With that in mind, the council is highly unlikely to cancel the tariff rises altogether at this stage. Chairman of the BID Rob Purdie said an alternative set of proposals has been submitted to the council – though he could not yet say what those were.
“We are working towards something we feel is a more acceptable solution,” said Mr Purdie. “There will have to be some increases but it is a matter of where those fall.”
Mr Purdie said his members were particularly concerned about the threefold increase to the evening charge and said there was a general feeling Sundays should be free to park. The BID is calling for the imposition of the new tariffs to be delayed while negotiations are ongoing.
However, questions still remain over the consultation process.
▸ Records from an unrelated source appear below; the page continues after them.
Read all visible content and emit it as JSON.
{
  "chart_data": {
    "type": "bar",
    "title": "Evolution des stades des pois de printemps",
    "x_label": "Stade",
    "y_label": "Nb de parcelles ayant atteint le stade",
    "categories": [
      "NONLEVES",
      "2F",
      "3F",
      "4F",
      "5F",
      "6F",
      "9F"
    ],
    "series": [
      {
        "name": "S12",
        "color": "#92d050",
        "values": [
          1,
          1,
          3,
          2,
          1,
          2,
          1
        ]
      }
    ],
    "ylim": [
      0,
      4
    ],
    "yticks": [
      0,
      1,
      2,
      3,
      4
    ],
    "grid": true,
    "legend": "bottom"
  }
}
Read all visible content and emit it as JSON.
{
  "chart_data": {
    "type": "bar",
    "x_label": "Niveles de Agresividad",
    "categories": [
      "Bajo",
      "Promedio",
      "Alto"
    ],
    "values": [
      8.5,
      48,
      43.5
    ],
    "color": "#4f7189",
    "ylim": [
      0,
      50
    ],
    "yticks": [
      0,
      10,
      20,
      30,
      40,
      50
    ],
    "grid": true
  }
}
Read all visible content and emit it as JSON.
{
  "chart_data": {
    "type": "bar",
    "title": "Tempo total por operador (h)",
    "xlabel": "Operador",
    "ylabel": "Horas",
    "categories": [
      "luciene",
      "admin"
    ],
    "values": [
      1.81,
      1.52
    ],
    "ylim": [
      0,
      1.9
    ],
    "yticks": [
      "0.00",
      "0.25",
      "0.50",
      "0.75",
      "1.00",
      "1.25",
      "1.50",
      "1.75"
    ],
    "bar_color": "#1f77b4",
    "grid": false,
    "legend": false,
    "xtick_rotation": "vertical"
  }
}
The authority’s draft budget in December asked people for their views on generally raising parking income by £625,000 to plug a budget gap – but there was no detail as to how. Only 21 people left comments.
The Liberal Democrat councillors on the authority have been challenging the Conservative-run council since December on what they say is a lack of transparency.
The group says councillors only found out details of the increases at the cabinet meeting on February 20. Minutes of that meeting suggested a further consultation would take place.
But the notices put up in car parks and the meeting with has been, many feel, insufficient. Councillor Sally Beardsworth (Lib Dem, Kingsthorpe) said: “The Liberal Democrats on the council will not let this rest until we are convinced everything has been done properly.”